Physical address space

Buddy allocator

Physical memory is allocated big chunks at a time; to efficiently allocate many smaller and different-size objects, the memory block gets partitioned with the buddy algorithm.

First, round up the request to the next power-of-two size. Check the free list for that size; if available, pop and use one block. If empty, take a block from the next larger free list, recursively split into buddies, push the unused buddies to their sizes list, and allocate the one you need.

If no space is available, allocate pages to create a new buddy block. When releasing a block, check if its buddy is also free, and in that case, merge them into a one big free block, possibly going up recursively.

kmalloc is built on top of the slab allocator, itself sitting on top of the buddy allocator. vmalloc lives directly on top of the buddy allocator.

Zonal page allocation

System's memory is partitioned among each NUMA node. Each node has an instance in the pgdata_list, with which it manages its own chunk of memory.

Each node's memory is partitioned in "zones", each being a physical memory range addressed to specific use cases. Each zone manages its free pages, storing page descriptors in a free list.

Essential zones are the ZONE_NORMAL (upper addresses) and ZONE_DMA (lower addresses): the first is mapped by the kernel while the second is used by devices.

User space page caching

Physically allocated pages can be anonymous (swap) or linked to files. Each page is cached in a struct page descriptor.

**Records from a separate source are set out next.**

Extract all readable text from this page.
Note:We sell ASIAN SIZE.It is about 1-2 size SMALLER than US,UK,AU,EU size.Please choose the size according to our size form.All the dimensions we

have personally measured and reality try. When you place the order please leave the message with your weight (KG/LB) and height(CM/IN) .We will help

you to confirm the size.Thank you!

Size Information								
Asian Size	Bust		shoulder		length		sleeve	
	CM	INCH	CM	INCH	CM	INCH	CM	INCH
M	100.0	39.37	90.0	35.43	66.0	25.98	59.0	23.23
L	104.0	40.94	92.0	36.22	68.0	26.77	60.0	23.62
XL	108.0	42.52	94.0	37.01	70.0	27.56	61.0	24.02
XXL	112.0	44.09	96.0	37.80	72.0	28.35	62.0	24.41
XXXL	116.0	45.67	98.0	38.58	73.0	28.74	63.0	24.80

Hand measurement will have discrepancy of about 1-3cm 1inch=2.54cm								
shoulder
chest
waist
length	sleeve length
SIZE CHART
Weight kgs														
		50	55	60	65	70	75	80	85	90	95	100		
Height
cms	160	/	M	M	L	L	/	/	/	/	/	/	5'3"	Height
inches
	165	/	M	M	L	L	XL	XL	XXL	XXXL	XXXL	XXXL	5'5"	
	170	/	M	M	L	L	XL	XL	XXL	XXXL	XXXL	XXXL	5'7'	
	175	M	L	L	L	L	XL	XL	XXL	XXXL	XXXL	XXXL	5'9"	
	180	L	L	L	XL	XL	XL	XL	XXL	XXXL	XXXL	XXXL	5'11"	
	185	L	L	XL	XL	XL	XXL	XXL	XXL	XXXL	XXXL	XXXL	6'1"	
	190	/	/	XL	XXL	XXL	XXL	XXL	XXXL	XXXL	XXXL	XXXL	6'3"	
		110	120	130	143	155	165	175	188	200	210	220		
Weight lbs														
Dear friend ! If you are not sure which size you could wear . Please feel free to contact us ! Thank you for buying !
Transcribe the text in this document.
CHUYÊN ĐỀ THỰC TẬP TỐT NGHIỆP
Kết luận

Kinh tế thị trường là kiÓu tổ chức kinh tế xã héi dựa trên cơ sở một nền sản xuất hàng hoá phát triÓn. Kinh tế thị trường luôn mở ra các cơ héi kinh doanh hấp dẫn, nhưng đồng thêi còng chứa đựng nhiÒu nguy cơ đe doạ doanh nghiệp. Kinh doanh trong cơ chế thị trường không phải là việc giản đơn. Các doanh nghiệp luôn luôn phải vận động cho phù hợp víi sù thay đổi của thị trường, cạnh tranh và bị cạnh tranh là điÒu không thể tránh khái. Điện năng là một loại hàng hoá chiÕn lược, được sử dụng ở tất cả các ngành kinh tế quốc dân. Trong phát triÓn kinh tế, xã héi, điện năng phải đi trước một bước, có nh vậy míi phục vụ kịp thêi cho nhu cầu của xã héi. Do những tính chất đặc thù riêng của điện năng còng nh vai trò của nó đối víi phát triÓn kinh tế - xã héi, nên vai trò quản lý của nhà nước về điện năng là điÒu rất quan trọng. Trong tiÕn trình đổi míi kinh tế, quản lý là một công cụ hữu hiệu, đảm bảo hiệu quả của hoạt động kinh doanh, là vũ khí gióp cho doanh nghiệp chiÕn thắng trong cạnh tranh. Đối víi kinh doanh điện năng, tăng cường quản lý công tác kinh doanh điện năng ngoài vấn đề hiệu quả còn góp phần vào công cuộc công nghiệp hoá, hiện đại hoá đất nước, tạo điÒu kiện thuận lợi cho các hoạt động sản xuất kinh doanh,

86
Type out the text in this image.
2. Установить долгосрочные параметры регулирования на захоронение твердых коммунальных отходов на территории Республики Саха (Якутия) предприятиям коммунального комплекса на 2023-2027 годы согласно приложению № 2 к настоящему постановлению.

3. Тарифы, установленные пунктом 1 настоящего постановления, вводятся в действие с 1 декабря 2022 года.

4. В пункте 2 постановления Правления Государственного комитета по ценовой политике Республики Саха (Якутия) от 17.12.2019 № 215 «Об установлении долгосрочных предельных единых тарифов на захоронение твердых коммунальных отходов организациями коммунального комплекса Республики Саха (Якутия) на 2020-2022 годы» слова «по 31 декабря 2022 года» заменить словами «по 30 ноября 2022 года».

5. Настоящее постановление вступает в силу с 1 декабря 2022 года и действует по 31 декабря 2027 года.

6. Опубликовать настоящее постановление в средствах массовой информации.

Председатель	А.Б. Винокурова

Two types of mapping exist.

Forward mapping

Forward mapping is used to find the struct page given a virtual address.

For example, given a file struct inode, it contains a struct address_space, which stores mappings between file's offsets and corresponding physical pages.

Anonymous pages (pages not linked to files) are linked to the swapfile; when they can be swapped out, they enter the swap cache. The swap cache is implemented using a single global struct address_space named swapper_space, indexed by swap location rather than file offset.

Given a struct file or a swap location it is therefore possible to get the corresponding underlying physical struct page. This is useful for example to check residency: the struct page can tell if its data is stored in RAM, if it's up to date or if it's to be reloaded from disk.

Reverse mapping

Reverse mapping from a struct page identifies VMAs mapping that physical page. This is necessary when evicting the page, as all referencing virtual pages must be invalidated in the PTEs (Page Table Entry) of processes. This struct also keeps flags representing the dirty state of the page.

The struct page contains a mapping pointer referencing either a file's address_space or an anonymous memory range (anon_vma) of a process using the page. Via these struct it's possible to reach a list of VMAs using the page. By walking these VMAs, each is checked if containing virtual pages pointing to the evicted page, possibly removing it from PTEs.

PFRA

The Page Frame Reclaim Algorithm is used to unload pages when free space shrinks. It is mainly operated by the kswapd daemon, which runs periodically, but under high loads the buddy allocator can run it itself. Pages are reclaimed via reverse mapping.

The reclaim policy is derived from the LRU-like "clock algorithm". A circular list keeps pointers to all pages, each containing a R bit representing recent references. When a program uses a page, it sets R=1. When in need of reclaiming a page, the page under the hand (index) is evicted if R=0, otherwise, if R=1, R is set to 0 and the hand moves forward until a reclaimable page is found.

File pages are majorly clean at the time of eviction, whilst anonymous ones are always dirty. For this reason, Linux keeps two different groups based on page type, to better balance use cases.

Each group (file's and anonymous pages) applies the clock algorithm on two different circular list: actives and inactives. When a file is accessed, it is put in inactives with R=1. When shrink_list is called, it runs the clock algorithm on inactives. When refill_inactive_zone is called, it runs the algorithm on actives, evicting pages to inactives. mark_page_accessed sets R=1 on the page; when it gets called on a R=1 inactive page, that gets moved to actives, setting R=0.

The inactive list should to be kept balanced with the active one, with its size matching the working set (number of "recently" used pages). The PFRA algorithm can thus be called periodically reallocating actives to inactives. This is needed as a small inactive list can lead to thrashing, resulting in premature evictions and frequent reloads.